Apple Card also changes how you see and pay for your bills. Many banks let you pay a “minimum amount,” but it usually doesn’t tell you that paying less up front means paying more later, in the form of interest.
With Apple Card, you can schedule more frequent payments, and fine-tune your payments to control what interest, if any, you’ll be charged.
Notably, Apple insists Apple Card has “no fees,” including late fees, annual fees, international fees, or over-limit fees. Apple also says there are no hidden fees, either.
One last thing about Apple Card: If you have any questions or issues, you can simply message Apple customer service directly through the Wallet app on your iPhone. There’s no need to find a phone number, answer a bunch of automated questions, and then wait on hold for a representative.
As a consumer, I can’t help but feel excited about Apple Card. It solves a lot of the minor annoyances of owning a credit card in a really simple and beautiful way: I love that the card will be with me as long as my iPhone is on me, getting in touch with customer support looks easy, and charts will visualize my spending habits to help me improve my financial health.
Apple Card looks good from a consumer standpoint, but it also looks like a sound business decision for Apple. This credit card will encourage more people to rely on Apple to pay for goods, which ought to translate to lots of long-term revenue — especially since Apple Card is exclusive to iPhones.

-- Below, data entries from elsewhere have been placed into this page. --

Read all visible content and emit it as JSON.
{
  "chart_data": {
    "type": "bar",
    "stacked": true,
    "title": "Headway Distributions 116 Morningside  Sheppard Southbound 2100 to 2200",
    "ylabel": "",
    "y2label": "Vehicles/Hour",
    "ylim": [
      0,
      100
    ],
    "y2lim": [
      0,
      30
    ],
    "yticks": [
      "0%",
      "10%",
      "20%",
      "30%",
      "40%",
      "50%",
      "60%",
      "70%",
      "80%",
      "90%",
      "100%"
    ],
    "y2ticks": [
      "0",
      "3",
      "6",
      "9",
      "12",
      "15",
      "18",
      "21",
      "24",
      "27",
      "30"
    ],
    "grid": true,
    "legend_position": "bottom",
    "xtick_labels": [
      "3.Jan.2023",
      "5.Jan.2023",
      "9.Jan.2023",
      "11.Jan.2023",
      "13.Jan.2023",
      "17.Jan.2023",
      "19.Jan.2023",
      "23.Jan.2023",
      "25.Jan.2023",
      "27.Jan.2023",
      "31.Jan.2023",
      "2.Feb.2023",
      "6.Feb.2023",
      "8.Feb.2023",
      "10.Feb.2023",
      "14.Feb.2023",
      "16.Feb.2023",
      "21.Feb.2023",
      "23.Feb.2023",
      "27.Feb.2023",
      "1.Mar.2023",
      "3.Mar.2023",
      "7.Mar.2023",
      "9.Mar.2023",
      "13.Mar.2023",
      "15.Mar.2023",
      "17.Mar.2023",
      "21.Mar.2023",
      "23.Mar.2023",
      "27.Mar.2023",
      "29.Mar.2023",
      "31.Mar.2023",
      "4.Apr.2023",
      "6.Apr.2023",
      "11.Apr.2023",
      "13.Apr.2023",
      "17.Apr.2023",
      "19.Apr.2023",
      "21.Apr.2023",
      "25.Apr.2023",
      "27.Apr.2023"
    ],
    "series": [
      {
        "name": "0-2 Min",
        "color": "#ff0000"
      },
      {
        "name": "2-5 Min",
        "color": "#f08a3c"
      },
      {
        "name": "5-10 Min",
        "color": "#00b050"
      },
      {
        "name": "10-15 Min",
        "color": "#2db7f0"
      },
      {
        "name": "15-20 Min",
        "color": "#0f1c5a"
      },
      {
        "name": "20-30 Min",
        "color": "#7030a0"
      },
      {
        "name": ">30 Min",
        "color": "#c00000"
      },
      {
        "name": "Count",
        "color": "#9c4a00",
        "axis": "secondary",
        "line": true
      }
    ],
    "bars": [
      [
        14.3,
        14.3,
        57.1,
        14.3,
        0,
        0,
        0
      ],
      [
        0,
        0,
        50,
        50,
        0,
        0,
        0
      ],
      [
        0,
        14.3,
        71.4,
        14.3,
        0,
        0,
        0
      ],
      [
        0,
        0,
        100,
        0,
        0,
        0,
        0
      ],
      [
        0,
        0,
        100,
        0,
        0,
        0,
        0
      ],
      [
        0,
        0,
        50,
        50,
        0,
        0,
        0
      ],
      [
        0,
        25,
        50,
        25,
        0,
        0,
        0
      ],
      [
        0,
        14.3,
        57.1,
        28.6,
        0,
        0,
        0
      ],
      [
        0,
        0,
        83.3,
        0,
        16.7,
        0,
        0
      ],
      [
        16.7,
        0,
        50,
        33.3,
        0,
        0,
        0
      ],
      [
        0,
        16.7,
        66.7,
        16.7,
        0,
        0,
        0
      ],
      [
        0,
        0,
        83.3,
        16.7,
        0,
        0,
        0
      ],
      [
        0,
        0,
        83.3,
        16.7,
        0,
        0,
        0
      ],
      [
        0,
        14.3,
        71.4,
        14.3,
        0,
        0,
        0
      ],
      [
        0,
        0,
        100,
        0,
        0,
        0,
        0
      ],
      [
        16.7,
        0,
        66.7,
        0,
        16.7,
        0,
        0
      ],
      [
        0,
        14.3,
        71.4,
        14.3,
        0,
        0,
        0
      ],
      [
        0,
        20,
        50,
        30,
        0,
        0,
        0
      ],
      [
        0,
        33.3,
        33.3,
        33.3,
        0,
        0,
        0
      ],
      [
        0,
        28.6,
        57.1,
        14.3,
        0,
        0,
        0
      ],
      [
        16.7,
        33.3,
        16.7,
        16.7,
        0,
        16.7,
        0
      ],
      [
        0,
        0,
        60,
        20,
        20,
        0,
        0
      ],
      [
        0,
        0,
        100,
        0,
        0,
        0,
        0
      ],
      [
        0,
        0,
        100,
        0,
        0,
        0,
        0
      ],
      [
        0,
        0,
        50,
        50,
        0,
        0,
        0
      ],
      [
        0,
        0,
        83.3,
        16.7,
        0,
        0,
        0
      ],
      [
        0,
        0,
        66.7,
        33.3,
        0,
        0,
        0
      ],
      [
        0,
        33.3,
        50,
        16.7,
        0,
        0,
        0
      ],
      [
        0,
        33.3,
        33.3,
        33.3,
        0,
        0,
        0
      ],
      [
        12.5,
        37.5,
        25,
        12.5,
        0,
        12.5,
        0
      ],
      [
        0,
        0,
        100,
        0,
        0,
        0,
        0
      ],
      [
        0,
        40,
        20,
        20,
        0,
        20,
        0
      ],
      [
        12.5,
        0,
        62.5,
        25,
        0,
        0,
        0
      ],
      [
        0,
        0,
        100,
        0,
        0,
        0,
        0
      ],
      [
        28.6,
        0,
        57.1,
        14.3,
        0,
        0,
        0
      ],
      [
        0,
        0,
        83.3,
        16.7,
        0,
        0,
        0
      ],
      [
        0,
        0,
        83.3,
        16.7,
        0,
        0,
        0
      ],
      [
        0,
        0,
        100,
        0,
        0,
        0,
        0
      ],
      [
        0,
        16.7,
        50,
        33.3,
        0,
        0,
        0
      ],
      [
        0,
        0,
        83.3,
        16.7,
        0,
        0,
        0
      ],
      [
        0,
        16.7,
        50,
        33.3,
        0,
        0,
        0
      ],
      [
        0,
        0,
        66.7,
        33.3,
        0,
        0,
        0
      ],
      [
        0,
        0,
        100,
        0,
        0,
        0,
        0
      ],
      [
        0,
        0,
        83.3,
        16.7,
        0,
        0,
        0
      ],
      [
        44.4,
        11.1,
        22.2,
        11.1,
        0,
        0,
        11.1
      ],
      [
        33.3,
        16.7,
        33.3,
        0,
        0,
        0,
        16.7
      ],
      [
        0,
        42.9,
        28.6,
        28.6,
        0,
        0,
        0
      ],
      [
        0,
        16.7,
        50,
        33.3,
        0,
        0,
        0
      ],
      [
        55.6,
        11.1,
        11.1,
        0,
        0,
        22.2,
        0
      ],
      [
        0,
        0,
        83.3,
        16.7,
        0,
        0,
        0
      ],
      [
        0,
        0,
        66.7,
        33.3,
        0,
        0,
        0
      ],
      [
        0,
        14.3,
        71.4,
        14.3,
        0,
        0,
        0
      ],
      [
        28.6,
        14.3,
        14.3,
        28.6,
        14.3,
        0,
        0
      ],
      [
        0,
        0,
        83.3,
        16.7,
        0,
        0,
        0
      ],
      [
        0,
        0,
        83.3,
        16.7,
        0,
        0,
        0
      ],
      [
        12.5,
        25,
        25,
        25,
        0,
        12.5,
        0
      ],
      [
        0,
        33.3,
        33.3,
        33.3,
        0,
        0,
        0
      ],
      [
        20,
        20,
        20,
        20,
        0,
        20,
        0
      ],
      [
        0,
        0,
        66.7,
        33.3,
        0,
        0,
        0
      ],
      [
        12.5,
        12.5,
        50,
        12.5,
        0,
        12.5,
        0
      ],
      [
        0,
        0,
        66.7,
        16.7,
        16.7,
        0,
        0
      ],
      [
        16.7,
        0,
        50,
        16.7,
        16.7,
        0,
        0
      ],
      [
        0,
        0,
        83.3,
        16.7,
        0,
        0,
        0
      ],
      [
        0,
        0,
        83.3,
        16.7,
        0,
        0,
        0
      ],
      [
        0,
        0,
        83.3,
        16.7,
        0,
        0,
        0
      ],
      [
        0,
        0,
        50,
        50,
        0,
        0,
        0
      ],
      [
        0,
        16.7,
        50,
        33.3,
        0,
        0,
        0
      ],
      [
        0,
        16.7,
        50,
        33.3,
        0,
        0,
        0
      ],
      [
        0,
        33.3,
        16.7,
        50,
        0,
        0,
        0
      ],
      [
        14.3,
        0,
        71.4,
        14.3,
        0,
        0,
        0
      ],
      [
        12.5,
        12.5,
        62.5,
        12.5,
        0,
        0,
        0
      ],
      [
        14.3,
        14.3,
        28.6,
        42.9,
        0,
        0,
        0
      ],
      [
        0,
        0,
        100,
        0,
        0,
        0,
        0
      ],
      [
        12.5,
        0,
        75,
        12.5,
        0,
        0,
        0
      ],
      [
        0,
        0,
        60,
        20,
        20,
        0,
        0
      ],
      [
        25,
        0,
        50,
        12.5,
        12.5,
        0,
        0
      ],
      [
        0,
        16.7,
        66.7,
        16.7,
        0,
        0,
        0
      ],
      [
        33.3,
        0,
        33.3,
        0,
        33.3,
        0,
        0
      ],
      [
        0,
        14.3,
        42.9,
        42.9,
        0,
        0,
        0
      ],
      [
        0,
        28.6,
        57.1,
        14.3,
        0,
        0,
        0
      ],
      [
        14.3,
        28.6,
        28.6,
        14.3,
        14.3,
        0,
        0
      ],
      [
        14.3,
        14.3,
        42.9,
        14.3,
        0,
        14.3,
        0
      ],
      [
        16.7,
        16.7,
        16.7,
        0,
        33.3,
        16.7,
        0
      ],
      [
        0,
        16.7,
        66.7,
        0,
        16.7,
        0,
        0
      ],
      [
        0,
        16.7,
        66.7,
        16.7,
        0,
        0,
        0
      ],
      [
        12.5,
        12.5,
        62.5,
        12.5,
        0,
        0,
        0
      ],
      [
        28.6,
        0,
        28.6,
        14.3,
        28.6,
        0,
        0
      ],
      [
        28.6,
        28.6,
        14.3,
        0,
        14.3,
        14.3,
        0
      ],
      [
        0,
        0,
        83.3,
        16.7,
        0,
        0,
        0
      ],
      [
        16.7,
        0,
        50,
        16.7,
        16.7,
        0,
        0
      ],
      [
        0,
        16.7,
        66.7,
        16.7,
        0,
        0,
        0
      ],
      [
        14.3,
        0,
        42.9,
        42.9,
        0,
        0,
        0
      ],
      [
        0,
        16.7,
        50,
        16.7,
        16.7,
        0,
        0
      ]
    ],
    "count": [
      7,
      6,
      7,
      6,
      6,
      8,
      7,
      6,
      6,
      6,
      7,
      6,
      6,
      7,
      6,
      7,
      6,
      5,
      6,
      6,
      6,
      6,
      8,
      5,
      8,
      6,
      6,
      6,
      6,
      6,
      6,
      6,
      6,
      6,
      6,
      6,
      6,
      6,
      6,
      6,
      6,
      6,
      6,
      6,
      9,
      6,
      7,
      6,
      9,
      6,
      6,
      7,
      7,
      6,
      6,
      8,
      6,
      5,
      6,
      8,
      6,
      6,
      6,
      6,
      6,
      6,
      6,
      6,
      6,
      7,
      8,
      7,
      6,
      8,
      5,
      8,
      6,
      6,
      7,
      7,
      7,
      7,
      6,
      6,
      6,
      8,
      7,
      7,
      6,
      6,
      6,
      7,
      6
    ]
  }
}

Giving people rewards in the form of daily cash will also encourage people to further use the Apple ecosystem, especially since you get more cash when you buy more Apple stuff — and all of your "cash" is really inside your iPhone's Wallet app.
Many people may still prefer more established banking institutions and issuers for their credit cards, but Apple’s solution is definitely better looking, more accessible, and easier to understand compared to most cards out there.
Not everyone is interested in a new TV service, or a news service, or a games service, but money makes the world go ‘round, and the Apple Card is something that will be compelling to millions of people.